# Focal Utopia No 7 (looks fake as hell)



## Notloudenuf (Sep 14, 2008)

Focal Utopia No. 7 Kit, brand new in box, Utopia 3 way kit, MSRP over $1000 | eBay

Cardboard box?


----------



## robert_wrath (Apr 24, 2011)

I think so too. Where's the Cross Block?


----------



## dman (Dec 21, 2008)

They can come with or without crossblock, but from being a dealer, i have never seen them in cardboard, LOL... i tend to look at feedback etc. to get a feeling of someones history, what they deal or sell in... He likes to buy stickers and cards, and all his transactions are with like 3 people.... Dont know, he may have no experience in audio, and bought these and possibly was conned himself, who knows, anyway there are at least 10 bidders now, meaning 10 people who are possibly just as foolish!


----------



## soundquality (Sep 11, 2008)

Thanks for the heads up. I was going to be one of those fools who was going to bid on it. By looking at his feedback, it is a clear case of fraud.


----------



## senior800 (Nov 10, 2010)

There are some utopias on German eBay in the cardboard box, from a seller with great feedback (many high end car audio items)

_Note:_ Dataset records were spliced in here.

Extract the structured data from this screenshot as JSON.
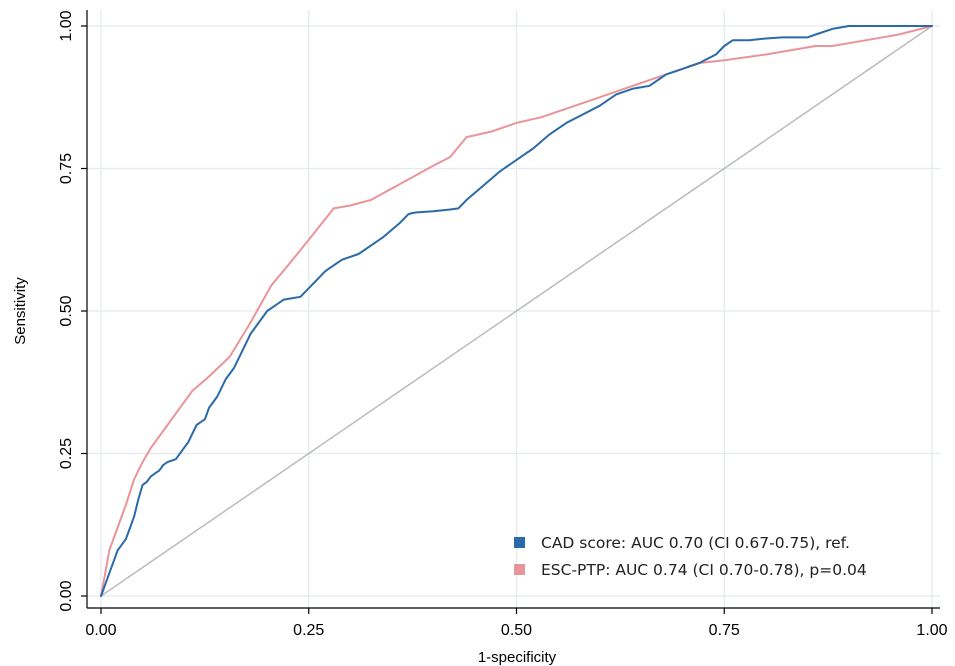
{
  "chart_data": {
    "type": "line",
    "xlabel": "1-specificity",
    "ylabel": "Sensitivity",
    "xlim": [
      0,
      1
    ],
    "ylim": [
      0,
      1
    ],
    "xticks": [
      "0.00",
      "0.25",
      "0.50",
      "0.75",
      "1.00"
    ],
    "yticks": [
      "0.00",
      "0.25",
      "0.50",
      "0.75",
      "1.00"
    ],
    "grid": true,
    "legend_position": "bottom-right",
    "series": [
      {
        "name": "CAD score: AUC 0.70 (CI 0.67-0.75), ref.",
        "color": "#2a6aa8",
        "x": [
          0,
          0.005,
          0.01,
          0.015,
          0.02,
          0.025,
          0.03,
          0.035,
          0.04,
          0.045,
          0.05,
          0.055,
          0.06,
          0.065,
          0.07,
          0.075,
          0.08,
          0.09,
          0.1,
          0.105,
          0.11,
          0.115,
          0.12,
          0.125,
          0.13,
          0.14,
          0.15,
          0.16,
          0.17,
          0.18,
          0.19,
          0.2,
          0.21,
          0.22,
          0.24,
          0.25,
          0.27,
          0.29,
          0.31,
          0.32,
          0.34,
          0.36,
          0.37,
          0.375,
          0.38,
          0.4,
          0.42,
          0.43,
          0.44,
          0.46,
          0.48,
          0.5,
          0.52,
          0.54,
          0.56,
          0.58,
          0.6,
          0.62,
          0.64,
          0.66,
          0.68,
          0.7,
          0.72,
          0.74,
          0.75,
          0.76,
          0.78,
          0.8,
          0.82,
          0.85,
          0.86,
          0.88,
          0.9,
          0.92,
          0.95,
          1.0
        ],
        "y": [
          0,
          0.02,
          0.04,
          0.06,
          0.08,
          0.09,
          0.1,
          0.12,
          0.14,
          0.17,
          0.195,
          0.2,
          0.21,
          0.215,
          0.22,
          0.23,
          0.235,
          0.24,
          0.26,
          0.27,
          0.285,
          0.3,
          0.305,
          0.31,
          0.33,
          0.35,
          0.38,
          0.4,
          0.43,
          0.46,
          0.48,
          0.5,
          0.51,
          0.52,
          0.525,
          0.54,
          0.57,
          0.59,
          0.6,
          0.61,
          0.63,
          0.655,
          0.67,
          0.672,
          0.673,
          0.675,
          0.678,
          0.68,
          0.695,
          0.72,
          0.745,
          0.765,
          0.785,
          0.81,
          0.83,
          0.845,
          0.86,
          0.88,
          0.89,
          0.895,
          0.915,
          0.925,
          0.935,
          0.95,
          0.965,
          0.975,
          0.975,
          0.978,
          0.98,
          0.98,
          0.985,
          0.995,
          1.0,
          1.0,
          1.0,
          1.0
        ]
      },
      {
        "name": "ESC-PTP:  AUC 0.74 (CI 0.70-0.78), p=0.04",
        "color": "#e8959a",
        "x": [
          0,
          0.005,
          0.01,
          0.02,
          0.03,
          0.04,
          0.05,
          0.06,
          0.08,
          0.1,
          0.11,
          0.13,
          0.155,
          0.18,
          0.205,
          0.225,
          0.25,
          0.28,
          0.3,
          0.325,
          0.35,
          0.375,
          0.4,
          0.42,
          0.44,
          0.47,
          0.5,
          0.53,
          0.56,
          0.6,
          0.64,
          0.66,
          0.7,
          0.72,
          0.75,
          0.8,
          0.86,
          0.88,
          0.92,
          0.96,
          1.0
        ],
        "y": [
          0,
          0.04,
          0.08,
          0.12,
          0.16,
          0.205,
          0.235,
          0.26,
          0.3,
          0.34,
          0.36,
          0.385,
          0.42,
          0.48,
          0.545,
          0.58,
          0.625,
          0.68,
          0.685,
          0.695,
          0.715,
          0.735,
          0.755,
          0.77,
          0.805,
          0.815,
          0.83,
          0.84,
          0.855,
          0.875,
          0.895,
          0.905,
          0.925,
          0.935,
          0.94,
          0.95,
          0.965,
          0.965,
          0.975,
          0.985,
          1.0
        ]
      }
    ],
    "reference_line": {
      "color": "#bbbbbb",
      "x": [
        0,
        1
      ],
      "y": [
        0,
        1
      ]
    }
  }
}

Focal Utopia Kit Be No. 6 Active Beryllium High-End Lautsprecher - NEU ! | eBay


----------



## 83corolla (Nov 5, 2009)

I've seen them in the cardboard box like this too. PayPal offers a great buyer protection program, but I would not risk it.


----------



## Victor_inox (Apr 27, 2012)

there a lot of people bidding on it already, he`ll get his 1000 for this one.
I have no opinion fake or not though... cardboard box means nothing...


----------



## ATOMICTECH62 (Jan 24, 2009)

If they are the real thing you would think he would have posted more pictures.Considering you get to post up to 12 pictures for free with any listing.
I know I would,as always.


----------



## 83corolla (Nov 5, 2009)

ATOMICTECH62 said:


> If they are the real thing you would think he would have posted more pictures.Considering you get to post up to 12 pictures for free with any listing.
> I know I would,as always.


Exactly. Stuff like that I'm pretty much doing a photo shoot.


----------